In the first two Diablo games, death meant a restart in town, a possible loss of gold and/or experience points depending on the difficulty level, and most annoying of all, a long march back to your corpse to retrieve your equipment and money. It provided some occasionally intense moments, since another death before the corpse was reached could be catastrophic, but in a forum post on Battle.net, Diablo III community manager Bashiok says Blizzard realizes it was a hassle and has decided on a different approach to player death.

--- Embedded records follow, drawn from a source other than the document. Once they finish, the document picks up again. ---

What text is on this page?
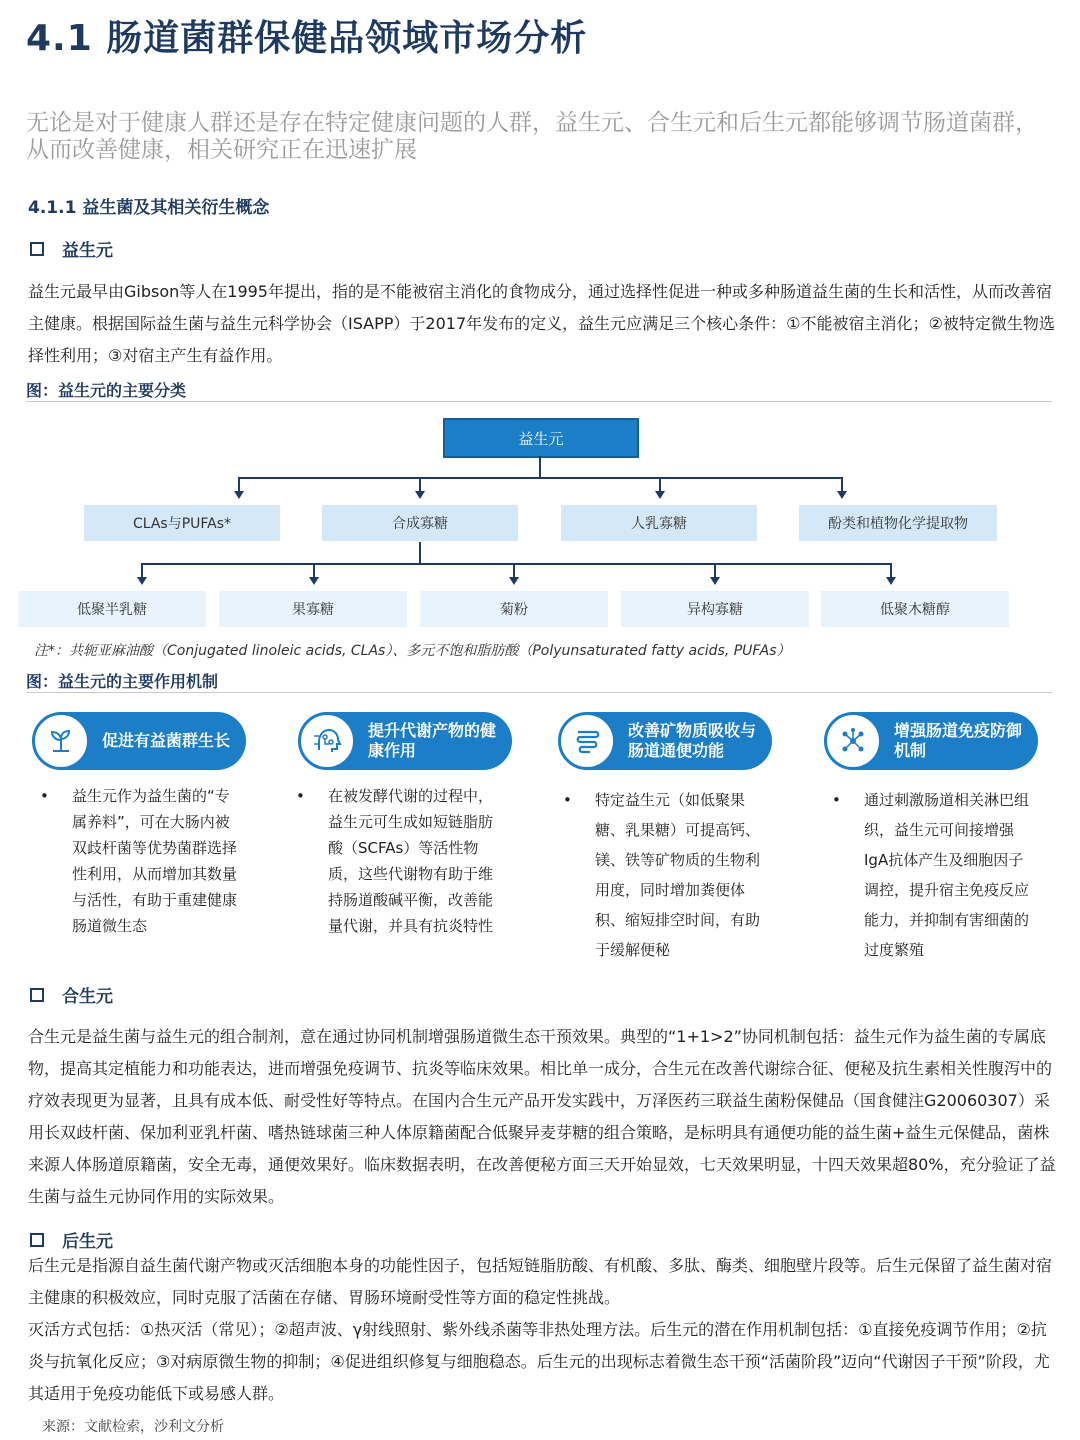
4.1 肠道菌群保健品领域市场分析
无论是对于健康人群还是存在特定健康问题的人群，益生元、合生元和后生元都能够调节肠道菌群，从而改善健康，相关研究正在迅速扩展
4.1.1 益生菌及其相关衍生概念
益生元
益生元最早由Gibson等人在1995年提出，指的是不能被宿主消化的食物成分，通过选择性促进一种或多种肠道益生菌的生长和活性，从而改善宿主健康。根据国际益生菌与益生元科学协会（ISAPP）于2017年发布的定义，益生元应满足三个核心条件：①不能被宿主消化；②被特定微生物选择性利用；③对宿主产生有益作用。
图：益生元的主要分类
益生元
CLAs与PUFAs*	合成寡糖	人乳寡糖	酚类和植物化学提取物
低聚半乳糖	果寡糖	菊粉	异构寡糖	低聚木糖醇
注*：共轭亚麻油酸（Conjugated linoleic acids, CLAs）、多元不饱和脂肪酸（Polyunsaturated fatty acids, PUFAs）
图：益生元的主要作用机制
促进有益菌群生长
提升代谢产物的健康作用
改善矿物质吸收与肠道通便功能
增强肠道免疫防御机制
• 益生元作为益生菌的“专属养料”，可在大肠内被双歧杆菌等优势菌群选择性利用，从而增加其数量与活性，有助于重建健康肠道微生态
• 在被发酵代谢的过程中，益生元可生成如短链脂肪酸（SCFAs）等活性物质，这些代谢物有助于维持肠道酸碱平衡，改善能量代谢，并具有抗炎特性
• 特定益生元（如低聚果糖、乳果糖）可提高钙、镁、铁等矿物质的生物利用度，同时增加粪便体积、缩短排空时间，有助于缓解便秘
• 通过刺激肠道相关淋巴组织，益生元可间接增强IgA抗体产生及细胞因子调控，提升宿主免疫反应能力，并抑制有害细菌的过度繁殖
合生元
合生元是益生菌与益生元的组合制剂，意在通过协同机制增强肠道微生态干预效果。典型的“1+1>2”协同机制包括：益生元作为益生菌的专属底物，提高其定植能力和功能表达，进而增强免疫调节、抗炎等临床效果。相比单一成分，合生元在改善代谢综合征、便秘及抗生素相关性腹泻中的疗效表现更为显著，且具有成本低、耐受性好等特点。在国内合生元产品开发实践中，万泽医药三联益生菌粉保健品（国食健注G20060307）采用长双歧杆菌、保加利亚乳杆菌、嗜热链球菌三种人体原籍菌配合低聚异麦芽糖的组合策略，是标明具有通便功能的益生菌+益生元保健品，菌株来源人体肠道原籍菌，安全无毒，通便效果好。临床数据表明，在改善便秘方面三天开始显效，七天效果明显，十四天效果超80%，充分验证了益生菌与益生元协同作用的实际效果。
后生元
后生元是指源自益生菌代谢产物或灭活细胞本身的功能性因子，包括短链脂肪酸、有机酸、多肽、酶类、细胞壁片段等。后生元保留了益生菌对宿主健康的积极效应，同时克服了活菌在存储、胃肠环境耐受性等方面的稳定性挑战。
灭活方式包括：①热灭活（常见）；②超声波、γ射线照射、紫外线杀菌等非热处理方法。后生元的潜在作用机制包括：①直接免疫调节作用；②抗炎与抗氧化反应；③对病原微生物的抑制；④促进组织修复与细胞稳态。后生元的出现标志着微生态干预“活菌阶段”迈向“代谢因子干预”阶段，尤其适用于免疫功能低下或易感人群。
来源：文献检索，沙利文分析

“Before I get into what we are doing let me go over some things we want to avoid with a death mechanic,” he wrote. “We want to separate being in town and being out on a quest/adventure/dungeon as much as possible. Leaving the safety of a town should not be a decision you take lightly. We don’t want to remove the sense of suspense and danger by making town something you’re always going back to pretty much whenever you like. The intent is to create a greater separation from being in town, and not, and to make your time away from town a lot more tense.”

“On that same note we also don’t want to remove the player from the action. Throwing them back to town for every death really breaks up the action, and not in a fun, interesting or necessary way,” he continued. “So, with these things in mind we’ve found that a checkpoint system works really well. Throughout your adventures, and generally at the ends of each ‘floor’ of a dungeon your character is saved to a checkpoint. When you die you’re dropped back at the last checkpoint with a small amount of health, and the rest regenerates slowly.”

Bashiok added that Blizzard is very happy with how the system is working, but that further changes to the system are likely as development progresses. “It’s obviously a very forgiving system as it is. It’s just too early to put a ton of thought into what penalties there should be, if any, added on top of it,” he wrote. “Regardless, potential penalties aside, this is the death mechanic we’re currently using and it’s working really well so far.”